Need for support processes. As a small, volunteer based, community organisation, FoG would appreciate assistance in identifying areas and issues of concern or at risk. FoG regularly scans websites, and sometimes newspaper notices, to identify relevant opportunities to participate in public comment processes. It is not unusual for FoG to miss or loose time in such processes, and a role for the Office could be to ensure that groups are advised e.g. through an email bulletin, i.e. the Office has a dedicated 'search and inform' function for registered interested bodies at least.

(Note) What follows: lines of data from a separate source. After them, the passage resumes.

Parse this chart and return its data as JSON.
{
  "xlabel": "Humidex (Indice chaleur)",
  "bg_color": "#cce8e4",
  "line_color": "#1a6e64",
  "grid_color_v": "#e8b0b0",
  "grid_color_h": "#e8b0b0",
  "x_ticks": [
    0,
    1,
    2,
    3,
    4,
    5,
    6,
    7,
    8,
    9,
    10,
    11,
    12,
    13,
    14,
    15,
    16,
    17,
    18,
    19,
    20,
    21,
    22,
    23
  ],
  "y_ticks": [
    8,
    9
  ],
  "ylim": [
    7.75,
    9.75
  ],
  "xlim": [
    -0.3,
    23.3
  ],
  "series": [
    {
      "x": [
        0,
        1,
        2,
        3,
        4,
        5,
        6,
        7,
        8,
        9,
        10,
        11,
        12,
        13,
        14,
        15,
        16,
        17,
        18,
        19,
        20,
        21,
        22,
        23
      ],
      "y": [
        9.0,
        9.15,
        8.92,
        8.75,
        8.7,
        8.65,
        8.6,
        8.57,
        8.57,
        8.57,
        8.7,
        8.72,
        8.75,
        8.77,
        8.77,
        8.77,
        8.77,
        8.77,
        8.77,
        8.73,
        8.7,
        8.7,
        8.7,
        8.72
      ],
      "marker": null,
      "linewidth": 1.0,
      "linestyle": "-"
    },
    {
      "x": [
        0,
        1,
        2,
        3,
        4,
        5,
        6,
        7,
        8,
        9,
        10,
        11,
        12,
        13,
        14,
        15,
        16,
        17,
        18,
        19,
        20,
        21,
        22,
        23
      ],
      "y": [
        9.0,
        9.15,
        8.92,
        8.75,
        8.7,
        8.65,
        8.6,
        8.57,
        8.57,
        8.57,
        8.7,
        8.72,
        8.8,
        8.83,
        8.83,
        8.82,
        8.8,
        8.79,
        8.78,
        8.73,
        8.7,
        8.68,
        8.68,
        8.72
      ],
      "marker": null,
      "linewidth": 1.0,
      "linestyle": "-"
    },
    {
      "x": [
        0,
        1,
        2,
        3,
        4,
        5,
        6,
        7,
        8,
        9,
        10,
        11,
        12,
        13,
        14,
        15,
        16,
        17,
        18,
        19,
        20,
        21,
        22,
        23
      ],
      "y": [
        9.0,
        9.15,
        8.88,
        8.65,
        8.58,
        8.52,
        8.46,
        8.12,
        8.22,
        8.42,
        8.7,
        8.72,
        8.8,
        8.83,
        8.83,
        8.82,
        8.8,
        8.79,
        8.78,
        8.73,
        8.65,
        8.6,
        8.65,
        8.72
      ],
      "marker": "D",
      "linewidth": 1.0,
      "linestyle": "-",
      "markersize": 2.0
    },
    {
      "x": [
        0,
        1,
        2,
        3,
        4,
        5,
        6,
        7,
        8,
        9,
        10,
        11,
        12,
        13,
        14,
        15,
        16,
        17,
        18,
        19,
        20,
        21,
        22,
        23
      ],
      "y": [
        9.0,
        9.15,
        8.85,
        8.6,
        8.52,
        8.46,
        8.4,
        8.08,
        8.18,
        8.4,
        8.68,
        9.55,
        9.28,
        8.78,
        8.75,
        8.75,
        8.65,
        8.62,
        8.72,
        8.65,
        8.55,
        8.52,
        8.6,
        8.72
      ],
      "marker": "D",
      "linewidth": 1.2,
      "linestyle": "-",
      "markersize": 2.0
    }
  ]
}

Require/support accreditation. As noted in its submission on the draft agreement between the ACT and Australian government on environmental impact assessment (6/08) FoG suggested that the ACT should require quality ecological assessment of all proposals, and expressed concerned that there may be cases where consultants are not sufficiently expert for the task. In the submission, FoG suggested that perhaps the Australian government could take the lead to ensure that 'professionals involved - throughout the EIA process - are sufficiently trained and experienced to ensure adequate assessment of impacts, and recommendations for mitigation.' FoG further suggested that such an approach may 'include a requirement of registration of environmental consultants, e.g. by the decision making organisation, against criteria agreed with someone like the ACT Conservator of Flora and Fauna'. It may be appropriate for the Commissioner to have an interest in such an initiative, as an independent body.
The meaning of 'ecologically sustainable'. It is quite a few years since 'ESD' was incorporated, in various ways, into policy/legislation across Australia. It would be good for the OCSE to consider and communicate what 'ecologically sustainable' decisions and actions look like, and to seek to avoid unsustainable ones in public and private sectors.

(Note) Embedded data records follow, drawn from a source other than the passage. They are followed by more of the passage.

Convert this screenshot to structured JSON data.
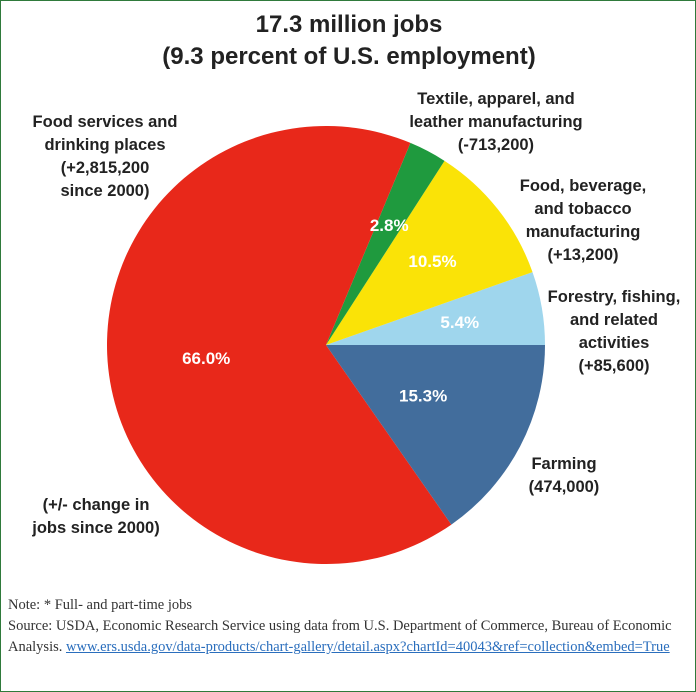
{
  "chart_data": {
    "type": "pie",
    "title_lines": [
      "17.3 million jobs",
      "(9.3 percent of U.S. employment)"
    ],
    "slices": [
      {
        "name": "Food services and drinking places",
        "value": 66.0,
        "label": "66.0%",
        "color": "#e8281a",
        "annotation": [
          "Food services and",
          "drinking places",
          "(+2,815,200",
          "since 2000)"
        ]
      },
      {
        "name": "Textile, apparel, and leather manufacturing",
        "value": 2.8,
        "label": "2.8%",
        "color": "#1f9a3e",
        "annotation": [
          "Textile, apparel, and",
          "leather manufacturing",
          "(-713,200)"
        ]
      },
      {
        "name": "Food, beverage, and tobacco manufacturing",
        "value": 10.5,
        "label": "10.5%",
        "color": "#fae307",
        "annotation": [
          "Food, beverage,",
          "and tobacco",
          "manufacturing",
          "(+13,200)"
        ]
      },
      {
        "name": "Forestry, fishing, and related activities",
        "value": 5.4,
        "label": "5.4%",
        "color": "#9fd6ed",
        "annotation": [
          "Forestry, fishing,",
          "and related",
          "activities",
          "(+85,600)"
        ]
      },
      {
        "name": "Farming",
        "value": 15.3,
        "label": "15.3%",
        "color": "#426d9c",
        "annotation": [
          "Farming",
          "(474,000)"
        ]
      }
    ],
    "legend_note": [
      "(+/- change in",
      "jobs since 2000)"
    ]
  },
  "notes": {
    "note": "Note: * Full- and part-time jobs",
    "source": "Source: USDA, Economic Research Service using data from U.S. Department of Commerce, Bureau of Economic Analysis.",
    "link": "www.ers.usda.gov/data-products/chart-gallery/detail.aspx?chartId=40043&ref=collection&embed=True"
  }
}
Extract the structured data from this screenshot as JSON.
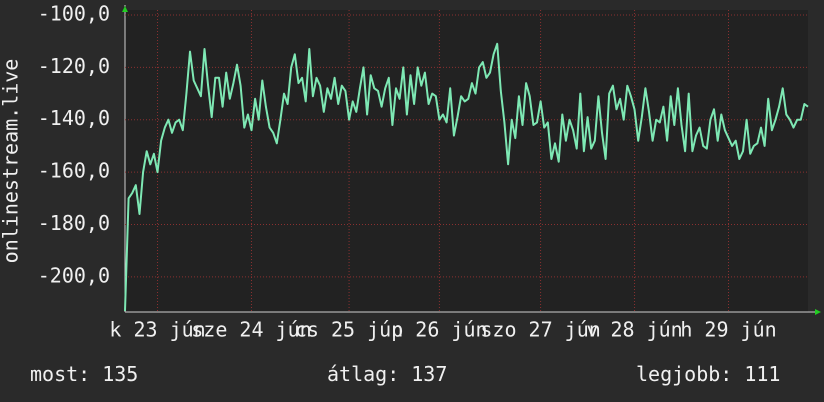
{
  "chart_data": {
    "type": "line",
    "y_label": "onlinestream.live",
    "series": [
      {
        "name": "onlinestream.live",
        "color": "#7ee8b4",
        "values": [
          -213,
          -170,
          -168,
          -165,
          -176,
          -160,
          -152,
          -157,
          -153,
          -160,
          -148,
          -143,
          -140,
          -145,
          -141,
          -140,
          -144,
          -130,
          -114,
          -125,
          -128,
          -131,
          -113,
          -127,
          -139,
          -124,
          -124,
          -135,
          -122,
          -132,
          -126,
          -119,
          -127,
          -143,
          -138,
          -144,
          -132,
          -140,
          -125,
          -135,
          -143,
          -145,
          -149,
          -140,
          -130,
          -134,
          -120,
          -115,
          -126,
          -124,
          -133,
          -113,
          -131,
          -124,
          -127,
          -137,
          -128,
          -132,
          -124,
          -134,
          -127,
          -129,
          -140,
          -133,
          -137,
          -128,
          -120,
          -138,
          -123,
          -128,
          -129,
          -135,
          -128,
          -124,
          -142,
          -128,
          -132,
          -120,
          -138,
          -123,
          -134,
          -120,
          -127,
          -122,
          -134,
          -130,
          -131,
          -140,
          -138,
          -141,
          -128,
          -146,
          -139,
          -131,
          -133,
          -132,
          -126,
          -130,
          -120,
          -118,
          -124,
          -122,
          -115,
          -111,
          -129,
          -141,
          -157,
          -140,
          -147,
          -131,
          -142,
          -126,
          -131,
          -142,
          -141,
          -133,
          -143,
          -141,
          -155,
          -149,
          -156,
          -138,
          -148,
          -140,
          -144,
          -151,
          -130,
          -152,
          -139,
          -151,
          -148,
          -131,
          -145,
          -155,
          -130,
          -127,
          -136,
          -132,
          -140,
          -127,
          -131,
          -136,
          -148,
          -139,
          -128,
          -137,
          -148,
          -140,
          -141,
          -135,
          -148,
          -131,
          -142,
          -128,
          -142,
          -152,
          -130,
          -152,
          -146,
          -143,
          -150,
          -151,
          -140,
          -136,
          -148,
          -138,
          -144,
          -147,
          -150,
          -148,
          -155,
          -152,
          -140,
          -153,
          -150,
          -149,
          -143,
          -150,
          -132,
          -144,
          -140,
          -135,
          -128,
          -138,
          -140,
          -143,
          -140,
          -140,
          -134,
          -135
        ]
      }
    ],
    "xlim": [
      0,
      189
    ],
    "xticks": [
      {
        "value": 9,
        "label": "k 23 jún"
      },
      {
        "value": 35,
        "label": "sze 24 jún"
      },
      {
        "value": 62,
        "label": "cs 25 jún"
      },
      {
        "value": 87,
        "label": "p 26 jún"
      },
      {
        "value": 115,
        "label": "szo 27 jún"
      },
      {
        "value": 141,
        "label": "v 28 jún"
      },
      {
        "value": 167,
        "label": "h 29 jún"
      }
    ],
    "ylim": [
      -213.4,
      -98.1
    ],
    "yticks": [
      {
        "value": -100,
        "label": "-100,0"
      },
      {
        "value": -120,
        "label": "-120,0"
      },
      {
        "value": -140,
        "label": "-140,0"
      },
      {
        "value": -160,
        "label": "-160,0"
      },
      {
        "value": -180,
        "label": "-180,0"
      },
      {
        "value": -200,
        "label": "-200,0"
      }
    ],
    "grid": true,
    "stats": [
      {
        "label": "most:",
        "value": 135
      },
      {
        "label": "átlag:",
        "value": 137
      },
      {
        "label": "legjobb:",
        "value": 111
      }
    ]
  }
}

Need to encourage new approaches (government with others) - to improve awareness by and support from the broader community, e.g. effective information about priority weeds and their management, such as Chilean needlegrass that is taking over north Canberra; perhaps well-timed blitzes.
FoG also draws the Office's attention to its submission to the inquiry into Lowland Native Grassland management, which addressed grassy ecosystems more broadly (1/08). This and other FoG submissions of recent years are on the FoG website.
Thank you for the opportunity to comment on the Commissioner’s expanded role.